Although these businesses had ample offices and laboratories, they often disposed of their materials in unregistered locations. French used a privately owned farm in Scarborough, not far from his businesses in downtown Toronto, where radioactive ash could be quietly buried or stored in barrels.
When the growing city expropriated the farm in 1953, French transferred the operation to his private estate in Caledon East, the future home of the Stewarts. The remnants of the old installations there, along with family records detailing the decades-long effort to clean up the land, all indicate that the land was home to a similar incinerator.

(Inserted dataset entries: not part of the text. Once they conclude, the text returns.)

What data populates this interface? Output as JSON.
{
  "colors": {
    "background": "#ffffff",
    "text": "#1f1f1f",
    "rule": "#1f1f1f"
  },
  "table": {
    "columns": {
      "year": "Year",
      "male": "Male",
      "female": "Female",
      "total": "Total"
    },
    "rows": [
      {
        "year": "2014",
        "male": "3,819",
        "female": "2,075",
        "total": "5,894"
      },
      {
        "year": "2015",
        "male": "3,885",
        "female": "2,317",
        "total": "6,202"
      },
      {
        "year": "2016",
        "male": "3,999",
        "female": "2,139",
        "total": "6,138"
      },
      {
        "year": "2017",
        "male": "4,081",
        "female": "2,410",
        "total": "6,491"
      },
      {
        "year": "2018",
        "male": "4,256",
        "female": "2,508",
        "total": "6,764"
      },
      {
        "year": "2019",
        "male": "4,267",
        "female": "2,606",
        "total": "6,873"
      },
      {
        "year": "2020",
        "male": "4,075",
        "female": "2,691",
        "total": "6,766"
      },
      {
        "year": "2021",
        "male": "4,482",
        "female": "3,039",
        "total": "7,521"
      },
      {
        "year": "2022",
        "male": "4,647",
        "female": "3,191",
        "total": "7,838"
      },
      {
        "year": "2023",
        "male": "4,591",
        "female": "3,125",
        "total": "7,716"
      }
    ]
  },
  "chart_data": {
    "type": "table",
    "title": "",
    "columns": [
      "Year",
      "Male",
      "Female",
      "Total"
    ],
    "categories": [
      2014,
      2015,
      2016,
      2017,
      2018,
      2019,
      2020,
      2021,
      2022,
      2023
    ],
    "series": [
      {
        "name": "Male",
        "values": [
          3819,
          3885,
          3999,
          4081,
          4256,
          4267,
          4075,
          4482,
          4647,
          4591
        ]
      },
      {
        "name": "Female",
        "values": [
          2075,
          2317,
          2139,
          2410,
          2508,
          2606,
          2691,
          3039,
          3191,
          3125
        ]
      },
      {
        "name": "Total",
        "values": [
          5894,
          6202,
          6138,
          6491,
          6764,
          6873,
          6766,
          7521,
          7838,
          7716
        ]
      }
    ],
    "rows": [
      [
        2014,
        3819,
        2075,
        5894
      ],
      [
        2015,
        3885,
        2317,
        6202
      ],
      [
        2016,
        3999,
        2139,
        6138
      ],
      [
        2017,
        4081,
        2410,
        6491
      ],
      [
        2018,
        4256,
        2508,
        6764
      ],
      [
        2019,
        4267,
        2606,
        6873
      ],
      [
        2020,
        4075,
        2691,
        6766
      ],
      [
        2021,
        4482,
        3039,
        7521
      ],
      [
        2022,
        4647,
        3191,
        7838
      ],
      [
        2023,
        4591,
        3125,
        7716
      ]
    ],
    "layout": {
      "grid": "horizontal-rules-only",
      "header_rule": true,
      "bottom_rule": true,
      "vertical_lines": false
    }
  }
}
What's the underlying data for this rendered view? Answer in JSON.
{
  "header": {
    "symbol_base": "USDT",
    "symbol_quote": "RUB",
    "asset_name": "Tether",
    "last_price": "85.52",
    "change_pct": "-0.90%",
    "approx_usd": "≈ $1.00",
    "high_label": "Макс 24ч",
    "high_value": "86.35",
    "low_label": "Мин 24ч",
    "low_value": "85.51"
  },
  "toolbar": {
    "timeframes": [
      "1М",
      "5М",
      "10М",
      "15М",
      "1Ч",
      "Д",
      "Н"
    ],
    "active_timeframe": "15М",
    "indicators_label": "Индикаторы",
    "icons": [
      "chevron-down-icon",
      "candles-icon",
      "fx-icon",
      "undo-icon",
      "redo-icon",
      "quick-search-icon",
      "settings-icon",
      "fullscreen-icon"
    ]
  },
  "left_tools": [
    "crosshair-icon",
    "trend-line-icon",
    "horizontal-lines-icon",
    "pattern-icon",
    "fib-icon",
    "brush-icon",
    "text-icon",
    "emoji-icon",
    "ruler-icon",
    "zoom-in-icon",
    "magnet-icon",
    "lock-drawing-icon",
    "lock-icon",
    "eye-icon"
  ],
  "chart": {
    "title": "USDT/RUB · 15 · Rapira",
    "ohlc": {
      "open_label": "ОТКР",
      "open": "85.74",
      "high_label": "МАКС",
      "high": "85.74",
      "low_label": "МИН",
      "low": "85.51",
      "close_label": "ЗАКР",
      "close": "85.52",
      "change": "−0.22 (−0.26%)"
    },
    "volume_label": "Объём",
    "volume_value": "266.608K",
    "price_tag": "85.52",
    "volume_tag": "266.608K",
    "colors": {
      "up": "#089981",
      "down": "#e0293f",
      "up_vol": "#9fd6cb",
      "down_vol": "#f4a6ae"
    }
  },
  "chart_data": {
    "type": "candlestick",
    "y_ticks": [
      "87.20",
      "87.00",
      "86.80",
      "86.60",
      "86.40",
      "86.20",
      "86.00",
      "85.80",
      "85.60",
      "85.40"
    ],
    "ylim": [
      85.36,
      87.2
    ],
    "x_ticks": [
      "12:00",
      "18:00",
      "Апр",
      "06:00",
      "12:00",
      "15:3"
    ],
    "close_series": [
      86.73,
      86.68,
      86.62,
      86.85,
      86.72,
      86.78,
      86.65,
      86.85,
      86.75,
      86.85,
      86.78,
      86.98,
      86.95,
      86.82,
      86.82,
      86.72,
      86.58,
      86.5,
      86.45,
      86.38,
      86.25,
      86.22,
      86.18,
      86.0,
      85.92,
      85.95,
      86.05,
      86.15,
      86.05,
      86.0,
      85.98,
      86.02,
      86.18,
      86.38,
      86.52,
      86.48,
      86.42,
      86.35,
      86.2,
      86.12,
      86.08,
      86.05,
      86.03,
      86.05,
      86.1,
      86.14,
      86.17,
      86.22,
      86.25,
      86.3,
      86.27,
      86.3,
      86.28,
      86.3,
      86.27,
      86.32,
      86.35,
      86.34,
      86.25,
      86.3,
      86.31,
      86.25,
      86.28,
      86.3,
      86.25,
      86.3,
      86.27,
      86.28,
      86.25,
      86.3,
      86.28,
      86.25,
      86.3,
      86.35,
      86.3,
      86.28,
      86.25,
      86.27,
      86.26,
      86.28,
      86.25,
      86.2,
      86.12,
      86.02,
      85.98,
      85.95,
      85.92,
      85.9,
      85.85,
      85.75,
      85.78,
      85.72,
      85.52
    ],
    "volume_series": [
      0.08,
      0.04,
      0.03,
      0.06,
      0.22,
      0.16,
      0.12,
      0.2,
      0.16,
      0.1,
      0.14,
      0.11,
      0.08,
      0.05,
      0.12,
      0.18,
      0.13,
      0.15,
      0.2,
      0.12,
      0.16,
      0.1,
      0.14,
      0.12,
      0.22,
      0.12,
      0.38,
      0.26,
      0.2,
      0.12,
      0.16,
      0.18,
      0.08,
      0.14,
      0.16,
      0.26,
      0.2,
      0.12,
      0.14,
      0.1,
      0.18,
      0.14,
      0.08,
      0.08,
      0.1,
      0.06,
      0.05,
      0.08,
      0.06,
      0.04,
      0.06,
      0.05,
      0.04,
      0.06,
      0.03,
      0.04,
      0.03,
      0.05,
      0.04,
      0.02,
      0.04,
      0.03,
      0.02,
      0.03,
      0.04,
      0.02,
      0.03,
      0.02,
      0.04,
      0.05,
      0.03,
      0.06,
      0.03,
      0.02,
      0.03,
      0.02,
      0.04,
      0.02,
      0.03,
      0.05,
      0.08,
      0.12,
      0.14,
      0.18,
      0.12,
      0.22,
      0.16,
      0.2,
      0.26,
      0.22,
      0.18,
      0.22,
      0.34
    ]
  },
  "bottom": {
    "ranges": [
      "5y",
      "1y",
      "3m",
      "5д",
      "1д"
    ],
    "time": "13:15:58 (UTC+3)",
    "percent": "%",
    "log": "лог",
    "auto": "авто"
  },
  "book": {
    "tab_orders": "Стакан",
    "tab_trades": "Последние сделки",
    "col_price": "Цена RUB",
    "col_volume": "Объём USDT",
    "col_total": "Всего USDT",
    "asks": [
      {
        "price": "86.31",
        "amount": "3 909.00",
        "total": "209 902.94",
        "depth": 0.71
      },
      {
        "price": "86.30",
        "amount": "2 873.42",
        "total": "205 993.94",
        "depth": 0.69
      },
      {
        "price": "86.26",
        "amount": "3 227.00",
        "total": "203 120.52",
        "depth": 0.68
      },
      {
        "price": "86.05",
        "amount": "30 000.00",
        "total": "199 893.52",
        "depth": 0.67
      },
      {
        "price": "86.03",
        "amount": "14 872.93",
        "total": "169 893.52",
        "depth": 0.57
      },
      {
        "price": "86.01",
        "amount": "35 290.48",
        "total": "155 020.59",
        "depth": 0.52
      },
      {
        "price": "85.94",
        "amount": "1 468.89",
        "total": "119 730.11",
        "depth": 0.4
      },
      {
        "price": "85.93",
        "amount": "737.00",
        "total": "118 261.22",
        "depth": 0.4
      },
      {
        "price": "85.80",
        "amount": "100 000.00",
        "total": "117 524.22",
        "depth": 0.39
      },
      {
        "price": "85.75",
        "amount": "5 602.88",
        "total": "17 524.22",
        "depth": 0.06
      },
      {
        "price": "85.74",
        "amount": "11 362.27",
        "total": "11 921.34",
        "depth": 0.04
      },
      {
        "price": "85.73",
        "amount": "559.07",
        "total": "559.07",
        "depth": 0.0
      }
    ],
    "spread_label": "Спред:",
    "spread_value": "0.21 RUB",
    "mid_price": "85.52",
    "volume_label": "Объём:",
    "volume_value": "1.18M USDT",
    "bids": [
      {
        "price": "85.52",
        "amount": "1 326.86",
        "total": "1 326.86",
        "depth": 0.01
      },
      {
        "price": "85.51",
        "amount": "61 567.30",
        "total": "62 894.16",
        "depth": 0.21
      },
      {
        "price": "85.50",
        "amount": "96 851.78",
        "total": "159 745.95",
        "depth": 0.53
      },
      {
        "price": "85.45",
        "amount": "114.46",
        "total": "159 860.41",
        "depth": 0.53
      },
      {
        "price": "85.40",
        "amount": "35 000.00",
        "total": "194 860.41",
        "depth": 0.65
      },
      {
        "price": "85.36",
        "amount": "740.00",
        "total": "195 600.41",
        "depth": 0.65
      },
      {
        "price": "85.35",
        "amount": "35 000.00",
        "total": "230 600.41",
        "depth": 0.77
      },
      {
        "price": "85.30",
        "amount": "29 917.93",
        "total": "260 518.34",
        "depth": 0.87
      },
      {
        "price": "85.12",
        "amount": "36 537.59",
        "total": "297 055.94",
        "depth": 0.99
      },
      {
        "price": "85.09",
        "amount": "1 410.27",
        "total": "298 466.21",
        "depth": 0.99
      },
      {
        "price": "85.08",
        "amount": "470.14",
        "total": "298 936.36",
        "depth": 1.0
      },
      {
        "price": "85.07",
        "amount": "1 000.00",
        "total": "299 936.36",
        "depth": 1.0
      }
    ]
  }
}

French sold most of his businesses around 1969 as well as the Caledon East property to a third party in the early 1970s. A few years later, the Stewarts bought the land and only learned of the looming threat beneath their feet when a second government investigation began in the 1970s. A photographer in a downtown Toronto office had discovered that their film was fogging. It turned out that the property was contaminated by French’s work and the ensuing investigation identified the other contaminated properties, including the Scarborough farm—by then a subdivision—and the Stewarts’ estate in Caledon East.
The story of the Scarborough farm made headlines a few years later when George Heighington, a teacher living in a home on top of the contaminated land, rallied his neighbours to successfully sue the Ontario government for negligence. Frank Giorno dedicated his journalism graduation project to the Scarborough contamination.
Reached by phone, he recalled his interview with French in 1980, conducted for an article in the Globe and Mail: “With another student, we went to see him at his home pretending to ask him about his commitment to cancer. Initially, he greeted us warmly. When we started asking about the damage caused by his businesses, he flew into a terrible rage and threw us out of his house.” The Scarborough property was eventually decontaminated. Truckloads of soil were carted away to Chalk River. Work also started in Caledon East, at a lower intensity.
Canadian Nuclear Laboratories tells us that such sites are “historic low-level radioactive waste.” This type of waste “is the result of past practices, which are no longer considered acceptable by today’s standards, and the Government of Canada has taken responsibility for it, as the current owner cannot reasonably be held liable,” a spokesperson said, assuring that it “poses little or no risk to health and the environment in its current form.”
Canadian Nuclear Laboratories continues to monitor the Stewart property and find new “hotspots.” Stewart had once hoped to build a house on top of a green hill with a beautiful view but resigned himself to the fact that it would never happen. Today, there is some hope. Based on latest surveys, Canadian Nuclear Laboratories says they could excavate a full metre of soil off the top of the hill and store it in secure containers on site until a new storage facility in Chalk River is completed. If they discover no further radiation, it is likely safe to build at the location. This quiet hill in Caledon East stands as a testament to our past naivety about the dangers of radiation.